Thu 19 Jan 2006
The U.S. Postal Service has announced that they will no longer be offering tax forms in their local branches. This is due to budget cuts, I believe, plus a lowering demand for the printed forms. They say that the “standard” print forms will still be available in public libraries.
Academic libraries have already begun discontinuing carrying print-based tax forms (ours is one of them). There is a lower demand for tax forms in academic libraries than in public libraries due to the constituency served, and, between online tax-prep services, software programs, and online forms available for download, these required forms for filing taxes are actually becoming MORE ubiquitous, not harder to find.
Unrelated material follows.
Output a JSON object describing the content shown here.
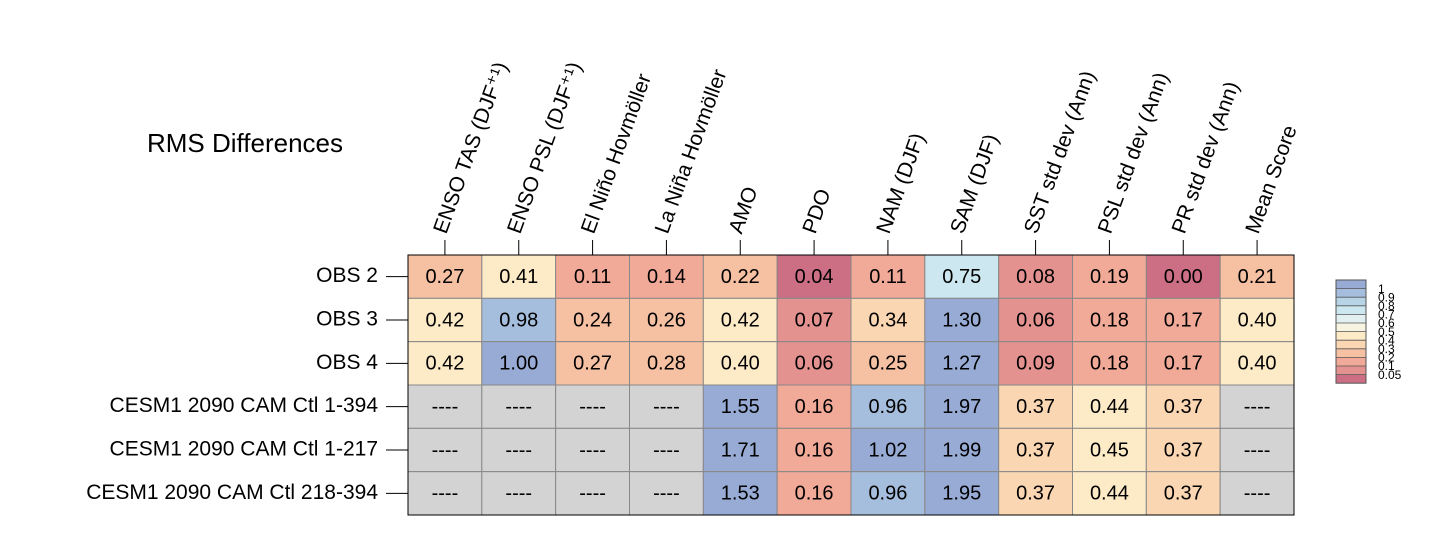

Visit http://www.irs.gov/formspubs/index.html to find any of the forms you need.
Na
January 26th, 2006 at 10:21:54
At MCPL we are the only game in town in Bloomington, and each year we have the same dicsussion about how long we think we should keep providing forms. On the one hand it is something people consistently say they appreciate about us, which is great PR. Nevertheless, it is A LOT of work for one of my staff members.
Eventually, I foresee this service dissappearing, but not any time real soon. We have dispersed between 10%-25% fewer forms each year since 2001 and that trend will probably remain steady. At our peak, in the late nineties, we were handing out nearly 200,000 forms (state and fed) in total. That has been cut in half during the intervening years.